Однажды получил он письмо от матери. Она написала, что стала старая и хочет перед смертью увидеть сына.
Жилин подумал, взял отпуск, простился с товарищами и поехал.
На Кавказе тогда война была. По дорогам и днём, и ночью было ездить опасно. Татары или убьют, или уведут в горы. Поэтому обоз охраняли солдаты.
Дело было летом. Жилин ехал верхом, а вещи его везли на телеге в обозе. Ехать было двадцать пять верст. Обоз шёл медленно.
Пыль, жара, а кругом голая степь: ни дерева, ни куста по дороге.
Жилин и подумал: «А не уехать ли одному, без солдат? Лошадь подо мной добрая. Или не ездить?..»
И подъехал к нему на лошади другой офицер — Костылин, и говорит:
— Поедем, Жилин, одни. Есть хочется, да и жара. Подумал Жилин и говорит:
— А ружьё заряжено?
— Заряжено.
— Ну, так поедем.
И поехали они вперед по дороге.
Вдруг они увидели татар. Тридцать человек на лошадях с ружьями. Костылин только увидал татар, поскакал что есть духу к крепости.
Жилин видит — дело плохо. Ружьё уехало, с одной шашкой ничего не сделаешь. Хотел он скакать назад к солдатам, но его лошадь убили, а его взяли в плен.
Татарин с красной бородой сел на лошадь, посадил Жилина на седло и повёз в горы.
Ехали они долго на гору, переехали реку, выехали на дорогу и приехали в аул. На Жилина надели колодку и заперли в сарае.
II
Почти всю эту ночь не спал Жилин. Ночи короткие были. Утром он встал, стал в щёлку двери смотреть.
Видит дорога, направо сакля татарская, два дерева около неё. Собака чёрная лежит на пороге, коза с козлятами ходит, идет татарка молоденькая, в рубахе цветной, а на голове несёт большой кувшин с водой. А Жилину пить хочется.

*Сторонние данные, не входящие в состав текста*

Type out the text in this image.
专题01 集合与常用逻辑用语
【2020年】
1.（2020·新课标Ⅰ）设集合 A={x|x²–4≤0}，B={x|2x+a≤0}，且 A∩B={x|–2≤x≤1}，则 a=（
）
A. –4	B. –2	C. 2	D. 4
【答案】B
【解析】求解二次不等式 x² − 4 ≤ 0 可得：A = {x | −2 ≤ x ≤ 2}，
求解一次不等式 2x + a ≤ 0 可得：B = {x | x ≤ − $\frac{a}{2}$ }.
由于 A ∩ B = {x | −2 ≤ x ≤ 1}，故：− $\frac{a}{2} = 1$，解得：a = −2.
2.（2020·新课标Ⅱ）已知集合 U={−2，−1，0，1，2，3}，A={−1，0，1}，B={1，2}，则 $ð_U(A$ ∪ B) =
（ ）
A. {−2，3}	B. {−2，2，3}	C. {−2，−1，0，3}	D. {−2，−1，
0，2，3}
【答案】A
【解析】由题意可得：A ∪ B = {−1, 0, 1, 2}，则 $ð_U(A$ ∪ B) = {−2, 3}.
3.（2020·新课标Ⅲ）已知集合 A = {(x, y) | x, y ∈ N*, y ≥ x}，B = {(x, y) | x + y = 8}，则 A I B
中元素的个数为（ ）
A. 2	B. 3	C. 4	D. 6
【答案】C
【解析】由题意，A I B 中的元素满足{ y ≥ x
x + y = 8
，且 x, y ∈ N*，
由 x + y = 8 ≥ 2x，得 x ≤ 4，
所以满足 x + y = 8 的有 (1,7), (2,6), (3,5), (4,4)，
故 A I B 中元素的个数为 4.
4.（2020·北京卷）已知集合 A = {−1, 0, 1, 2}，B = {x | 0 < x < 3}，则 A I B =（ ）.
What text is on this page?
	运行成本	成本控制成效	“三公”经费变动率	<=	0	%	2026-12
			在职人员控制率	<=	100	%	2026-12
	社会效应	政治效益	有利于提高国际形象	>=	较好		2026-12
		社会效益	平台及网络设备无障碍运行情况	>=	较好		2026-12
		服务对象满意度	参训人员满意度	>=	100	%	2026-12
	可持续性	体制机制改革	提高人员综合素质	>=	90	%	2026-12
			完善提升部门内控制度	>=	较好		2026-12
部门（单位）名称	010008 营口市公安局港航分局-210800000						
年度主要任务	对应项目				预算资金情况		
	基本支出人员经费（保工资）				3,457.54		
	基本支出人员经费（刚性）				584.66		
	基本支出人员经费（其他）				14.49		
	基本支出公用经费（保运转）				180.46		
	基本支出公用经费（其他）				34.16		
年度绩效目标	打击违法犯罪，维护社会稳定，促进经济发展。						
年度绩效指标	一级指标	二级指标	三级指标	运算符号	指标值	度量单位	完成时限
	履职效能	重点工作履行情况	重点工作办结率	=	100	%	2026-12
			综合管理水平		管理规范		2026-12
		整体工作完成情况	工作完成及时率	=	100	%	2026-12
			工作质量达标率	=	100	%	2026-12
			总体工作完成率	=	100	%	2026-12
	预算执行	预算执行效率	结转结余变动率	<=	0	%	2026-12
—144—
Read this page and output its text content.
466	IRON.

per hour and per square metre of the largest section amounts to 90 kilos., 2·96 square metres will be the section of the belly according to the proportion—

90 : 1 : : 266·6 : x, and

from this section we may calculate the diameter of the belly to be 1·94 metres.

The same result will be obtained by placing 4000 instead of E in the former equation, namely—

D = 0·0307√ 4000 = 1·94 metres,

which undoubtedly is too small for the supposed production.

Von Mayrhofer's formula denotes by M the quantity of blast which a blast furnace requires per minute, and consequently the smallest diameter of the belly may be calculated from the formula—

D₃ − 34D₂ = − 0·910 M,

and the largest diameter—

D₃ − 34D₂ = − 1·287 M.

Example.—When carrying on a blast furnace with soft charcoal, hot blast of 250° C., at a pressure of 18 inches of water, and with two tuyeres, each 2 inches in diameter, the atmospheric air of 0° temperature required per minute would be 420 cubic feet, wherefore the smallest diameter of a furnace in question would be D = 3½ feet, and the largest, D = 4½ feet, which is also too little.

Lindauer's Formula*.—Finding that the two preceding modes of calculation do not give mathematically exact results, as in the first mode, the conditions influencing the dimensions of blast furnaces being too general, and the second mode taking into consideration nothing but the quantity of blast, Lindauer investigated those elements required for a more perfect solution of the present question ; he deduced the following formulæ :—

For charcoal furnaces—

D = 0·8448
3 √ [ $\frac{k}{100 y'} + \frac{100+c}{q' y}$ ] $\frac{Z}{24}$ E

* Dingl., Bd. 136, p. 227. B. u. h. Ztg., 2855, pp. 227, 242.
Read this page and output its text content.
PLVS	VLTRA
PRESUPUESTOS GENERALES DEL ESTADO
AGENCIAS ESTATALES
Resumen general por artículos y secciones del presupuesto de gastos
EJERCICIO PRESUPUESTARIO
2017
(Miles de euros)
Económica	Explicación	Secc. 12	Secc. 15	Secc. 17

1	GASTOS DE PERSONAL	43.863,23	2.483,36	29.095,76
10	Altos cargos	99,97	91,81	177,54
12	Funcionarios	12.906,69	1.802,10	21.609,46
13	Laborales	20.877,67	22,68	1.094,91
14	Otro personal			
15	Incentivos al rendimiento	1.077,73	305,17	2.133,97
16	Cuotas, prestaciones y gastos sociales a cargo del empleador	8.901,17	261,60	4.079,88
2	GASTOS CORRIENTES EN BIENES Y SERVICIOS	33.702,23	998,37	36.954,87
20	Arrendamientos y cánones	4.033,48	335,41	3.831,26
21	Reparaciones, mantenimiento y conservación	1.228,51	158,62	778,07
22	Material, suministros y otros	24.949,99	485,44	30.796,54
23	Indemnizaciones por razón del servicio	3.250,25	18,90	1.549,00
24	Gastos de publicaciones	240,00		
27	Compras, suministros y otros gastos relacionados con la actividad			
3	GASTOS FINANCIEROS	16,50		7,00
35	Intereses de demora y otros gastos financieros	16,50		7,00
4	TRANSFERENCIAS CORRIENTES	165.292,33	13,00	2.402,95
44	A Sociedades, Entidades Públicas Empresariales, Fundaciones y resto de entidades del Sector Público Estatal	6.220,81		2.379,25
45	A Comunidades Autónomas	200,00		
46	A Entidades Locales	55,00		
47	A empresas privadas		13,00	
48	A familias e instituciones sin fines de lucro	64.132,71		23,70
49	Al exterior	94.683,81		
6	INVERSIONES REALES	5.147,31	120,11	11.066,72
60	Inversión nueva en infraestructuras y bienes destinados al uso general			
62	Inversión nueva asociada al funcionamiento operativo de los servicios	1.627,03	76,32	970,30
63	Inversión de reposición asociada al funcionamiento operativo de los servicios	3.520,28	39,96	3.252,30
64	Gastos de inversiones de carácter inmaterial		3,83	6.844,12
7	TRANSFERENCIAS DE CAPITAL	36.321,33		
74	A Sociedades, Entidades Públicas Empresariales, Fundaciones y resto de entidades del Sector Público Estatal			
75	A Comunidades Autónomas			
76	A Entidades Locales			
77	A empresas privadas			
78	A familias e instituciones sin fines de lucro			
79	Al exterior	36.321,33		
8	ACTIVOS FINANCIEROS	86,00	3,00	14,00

Пришёл красный татарин, а с ним другой, поменьше ростом, черноватый. Глаза чёрные, румяный, бородка маленькая, подстрижена; лицо весёлое, смеётся. Кинжал на поясе большой, серебряный; башмачки красные, тоже серебром обшиты. Шапка высокая, из белого барашка.
Красный татарин вошёл, сказал что-то и смотрит как волк на Жилина. А черноватый подошел прямо к Жилину и говорит:
— Корошо урус! корошо урус!
Ничего не понял Жилин и говорит:
— Пить, воды пить дайте.
Чёрный смеётся.
Жилин губами и руками показал, чтоб пить ему дали.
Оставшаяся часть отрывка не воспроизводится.